INT8	Tensor Core	1'961.2	1'007.6	1'248.0	660.6	284.0
INT8	Sparse	3'922.3	2'015.2	1'248.0	1'321.2	568.0
INT4	Normal	?	?	?	?	?
INT4	Tensor Core	-	-	1'248.0	1'321.2	568.0
INT4	Sparse	-	-	2'496.0	2'642.4	1'136.0
BOOL	Normal	?	?	?	?	?
BOOL	Tensor Core	-	-	4'992.0	-	-
BOOL	Sparse	-	-	-	-	-

Theoretical Peak Bandwidth

	AMD MI300A	nVidia RTX PRO 6000	nVidia A100	nVidia RTX 4090	nVidia RTX 3090
RAM to GPU [GB/s]	5'300	1'792	1'555	1'008	936
GPU to GPU [GB/s]	256	?	6.25	?	?

Benchmarks¶

To evaluate the performance of Euler's GPUs, we ran several benchmarks. Here's what we measured:

Application	GPUs	Units	AMD MI300A	nVidia RTX PRO 6000	nVidia A100	nVidia RTX 4090
Stream	1	GB/s	2'923	1'491	1'371	927
HPL	1	GFLOP/s	42'800	1'565	14'270	1'209
HPL	4	GFLOP/s	?	62'181	36'850	4'741
HPCG	1	GFLOP/s	548	-	249	188
HPCG	4	GFLOP/s	1'915	-	891	688
Hashcat MD5	4	GH/s	472	817	184	259

Explanation of the benchmarks:

STREAM is the de facto industry standard benchmark for measuring sustained memory bandwidth.
HPL solves a (random) dense linear system in double precision (64 bits) arithmetic. It is compute bound.
HPCG uses the conjugate gradient method to solve a large sparse linear system.
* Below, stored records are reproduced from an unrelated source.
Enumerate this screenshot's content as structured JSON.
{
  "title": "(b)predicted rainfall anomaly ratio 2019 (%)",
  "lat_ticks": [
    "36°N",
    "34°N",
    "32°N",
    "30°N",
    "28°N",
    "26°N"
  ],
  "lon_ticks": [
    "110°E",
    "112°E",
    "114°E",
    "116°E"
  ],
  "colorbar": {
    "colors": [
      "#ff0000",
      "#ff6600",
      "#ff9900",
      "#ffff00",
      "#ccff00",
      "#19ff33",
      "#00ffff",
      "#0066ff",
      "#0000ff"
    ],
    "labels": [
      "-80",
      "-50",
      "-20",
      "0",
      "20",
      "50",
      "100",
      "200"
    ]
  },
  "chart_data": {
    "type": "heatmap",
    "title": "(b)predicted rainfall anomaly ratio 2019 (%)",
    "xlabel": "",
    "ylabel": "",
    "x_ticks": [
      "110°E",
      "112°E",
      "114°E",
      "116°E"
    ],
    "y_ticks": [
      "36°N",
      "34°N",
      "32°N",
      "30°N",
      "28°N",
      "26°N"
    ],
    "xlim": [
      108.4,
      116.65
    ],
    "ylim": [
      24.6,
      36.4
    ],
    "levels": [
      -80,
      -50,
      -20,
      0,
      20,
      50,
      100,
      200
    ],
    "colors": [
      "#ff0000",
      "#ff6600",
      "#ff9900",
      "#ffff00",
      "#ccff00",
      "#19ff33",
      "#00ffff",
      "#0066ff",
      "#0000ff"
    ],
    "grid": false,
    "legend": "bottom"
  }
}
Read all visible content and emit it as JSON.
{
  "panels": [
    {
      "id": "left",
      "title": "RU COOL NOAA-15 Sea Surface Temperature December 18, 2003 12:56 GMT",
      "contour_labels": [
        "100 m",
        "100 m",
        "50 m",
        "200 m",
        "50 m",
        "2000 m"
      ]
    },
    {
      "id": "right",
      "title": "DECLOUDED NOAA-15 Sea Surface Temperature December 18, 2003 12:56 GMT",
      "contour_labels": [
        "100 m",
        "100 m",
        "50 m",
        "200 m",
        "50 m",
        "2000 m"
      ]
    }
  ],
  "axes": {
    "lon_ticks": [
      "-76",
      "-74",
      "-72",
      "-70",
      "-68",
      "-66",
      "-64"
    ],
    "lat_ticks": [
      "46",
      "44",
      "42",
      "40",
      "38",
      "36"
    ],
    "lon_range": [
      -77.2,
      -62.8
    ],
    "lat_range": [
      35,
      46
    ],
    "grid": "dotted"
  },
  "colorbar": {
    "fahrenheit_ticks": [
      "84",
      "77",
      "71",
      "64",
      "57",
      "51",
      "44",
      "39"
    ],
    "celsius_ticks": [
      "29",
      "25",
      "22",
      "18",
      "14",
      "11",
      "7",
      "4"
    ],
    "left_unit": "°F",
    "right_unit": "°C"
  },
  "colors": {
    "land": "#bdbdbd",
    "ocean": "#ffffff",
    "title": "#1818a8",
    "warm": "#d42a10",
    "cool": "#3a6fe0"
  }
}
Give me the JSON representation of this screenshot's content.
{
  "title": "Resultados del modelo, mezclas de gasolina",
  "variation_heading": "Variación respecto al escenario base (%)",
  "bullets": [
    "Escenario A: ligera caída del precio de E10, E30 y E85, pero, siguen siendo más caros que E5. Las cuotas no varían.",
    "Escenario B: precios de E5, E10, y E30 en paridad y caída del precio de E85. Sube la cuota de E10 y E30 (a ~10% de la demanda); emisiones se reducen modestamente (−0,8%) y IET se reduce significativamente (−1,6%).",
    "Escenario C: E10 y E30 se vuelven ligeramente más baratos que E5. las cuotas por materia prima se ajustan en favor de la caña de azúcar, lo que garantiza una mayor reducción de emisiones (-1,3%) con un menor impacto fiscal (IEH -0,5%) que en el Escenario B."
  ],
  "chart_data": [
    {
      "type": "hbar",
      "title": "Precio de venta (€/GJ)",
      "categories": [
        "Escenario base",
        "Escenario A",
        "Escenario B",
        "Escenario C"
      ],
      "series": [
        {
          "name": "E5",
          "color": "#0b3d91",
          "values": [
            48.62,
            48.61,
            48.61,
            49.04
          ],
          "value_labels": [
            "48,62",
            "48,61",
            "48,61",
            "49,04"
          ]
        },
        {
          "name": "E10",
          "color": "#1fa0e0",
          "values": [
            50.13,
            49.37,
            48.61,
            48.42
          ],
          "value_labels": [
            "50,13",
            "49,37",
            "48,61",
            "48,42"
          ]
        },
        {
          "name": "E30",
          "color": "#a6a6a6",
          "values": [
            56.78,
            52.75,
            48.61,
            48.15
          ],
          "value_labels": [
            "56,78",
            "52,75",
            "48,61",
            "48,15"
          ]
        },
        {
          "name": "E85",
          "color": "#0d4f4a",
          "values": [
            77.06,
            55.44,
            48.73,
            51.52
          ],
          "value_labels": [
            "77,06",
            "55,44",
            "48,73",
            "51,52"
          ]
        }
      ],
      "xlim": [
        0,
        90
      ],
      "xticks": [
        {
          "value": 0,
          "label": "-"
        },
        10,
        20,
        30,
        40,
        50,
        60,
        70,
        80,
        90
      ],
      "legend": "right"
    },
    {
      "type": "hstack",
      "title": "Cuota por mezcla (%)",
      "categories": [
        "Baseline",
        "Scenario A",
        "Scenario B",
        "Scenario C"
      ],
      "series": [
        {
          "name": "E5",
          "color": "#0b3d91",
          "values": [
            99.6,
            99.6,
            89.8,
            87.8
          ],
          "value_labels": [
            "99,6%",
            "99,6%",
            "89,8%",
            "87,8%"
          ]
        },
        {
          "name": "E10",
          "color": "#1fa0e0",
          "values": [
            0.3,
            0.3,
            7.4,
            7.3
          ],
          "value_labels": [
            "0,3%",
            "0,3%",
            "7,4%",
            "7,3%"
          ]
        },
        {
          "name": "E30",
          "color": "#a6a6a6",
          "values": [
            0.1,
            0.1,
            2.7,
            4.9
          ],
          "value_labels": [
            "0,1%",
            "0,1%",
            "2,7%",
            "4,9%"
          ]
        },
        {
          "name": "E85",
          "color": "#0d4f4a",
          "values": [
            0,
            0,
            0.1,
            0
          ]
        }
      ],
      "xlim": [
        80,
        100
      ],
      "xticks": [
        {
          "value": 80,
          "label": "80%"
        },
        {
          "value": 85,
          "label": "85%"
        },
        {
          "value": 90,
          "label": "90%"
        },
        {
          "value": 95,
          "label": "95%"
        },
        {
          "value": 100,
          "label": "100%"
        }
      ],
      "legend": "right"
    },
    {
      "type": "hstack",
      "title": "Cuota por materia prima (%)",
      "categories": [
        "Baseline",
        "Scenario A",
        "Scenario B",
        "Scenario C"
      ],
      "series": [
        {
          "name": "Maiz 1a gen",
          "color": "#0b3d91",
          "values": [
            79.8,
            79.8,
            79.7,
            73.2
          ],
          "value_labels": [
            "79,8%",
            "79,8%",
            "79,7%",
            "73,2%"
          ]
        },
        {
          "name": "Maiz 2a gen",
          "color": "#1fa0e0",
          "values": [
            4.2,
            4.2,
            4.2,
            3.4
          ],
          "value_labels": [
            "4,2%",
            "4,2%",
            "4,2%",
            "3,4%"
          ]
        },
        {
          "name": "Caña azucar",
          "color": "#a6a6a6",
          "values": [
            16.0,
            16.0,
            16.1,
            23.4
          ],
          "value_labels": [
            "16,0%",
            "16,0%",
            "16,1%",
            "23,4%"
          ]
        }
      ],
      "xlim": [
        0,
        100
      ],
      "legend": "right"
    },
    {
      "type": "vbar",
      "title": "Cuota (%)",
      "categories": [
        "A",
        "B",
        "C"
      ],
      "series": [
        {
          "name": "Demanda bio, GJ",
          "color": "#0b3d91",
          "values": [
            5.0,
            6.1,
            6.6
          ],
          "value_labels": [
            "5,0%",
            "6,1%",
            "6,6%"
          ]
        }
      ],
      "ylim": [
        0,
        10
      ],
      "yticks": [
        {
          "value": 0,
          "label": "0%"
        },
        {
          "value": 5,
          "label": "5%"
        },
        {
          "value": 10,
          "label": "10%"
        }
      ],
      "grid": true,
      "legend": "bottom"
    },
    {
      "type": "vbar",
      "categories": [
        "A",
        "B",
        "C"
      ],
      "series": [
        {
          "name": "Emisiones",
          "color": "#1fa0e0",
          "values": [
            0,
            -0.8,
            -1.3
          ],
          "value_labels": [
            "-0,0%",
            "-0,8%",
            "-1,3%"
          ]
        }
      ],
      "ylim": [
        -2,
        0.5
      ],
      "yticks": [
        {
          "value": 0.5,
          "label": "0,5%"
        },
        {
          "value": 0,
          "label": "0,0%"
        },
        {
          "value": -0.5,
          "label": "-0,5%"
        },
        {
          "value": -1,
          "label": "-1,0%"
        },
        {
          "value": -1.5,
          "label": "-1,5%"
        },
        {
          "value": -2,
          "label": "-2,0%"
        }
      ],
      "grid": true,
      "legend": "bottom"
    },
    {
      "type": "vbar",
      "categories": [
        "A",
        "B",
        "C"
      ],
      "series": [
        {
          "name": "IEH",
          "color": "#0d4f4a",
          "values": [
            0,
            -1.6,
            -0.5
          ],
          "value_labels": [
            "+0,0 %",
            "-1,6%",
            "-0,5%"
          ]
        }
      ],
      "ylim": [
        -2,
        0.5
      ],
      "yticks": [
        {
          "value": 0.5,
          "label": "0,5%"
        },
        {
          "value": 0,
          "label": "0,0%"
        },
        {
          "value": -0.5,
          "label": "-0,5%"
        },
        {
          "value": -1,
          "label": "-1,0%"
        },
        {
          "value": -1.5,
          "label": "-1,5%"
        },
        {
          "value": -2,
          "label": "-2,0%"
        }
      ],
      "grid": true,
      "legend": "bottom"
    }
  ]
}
It is I/O bound.
Hashcat is a password recovery tool and MD5 is a widely used hash function producing a 128-bit hash value.

AlexNet
AlexNet (FP16) is a neural network for image classification and won ILSVRC in 2012.

ResNet
ResNet50 (FP16) is a neural network for image classification and won ILSVRC in 2015.

DenseNet-121 (FP16) is a deep learning architecture designed for image classification and other tasks like segmentation.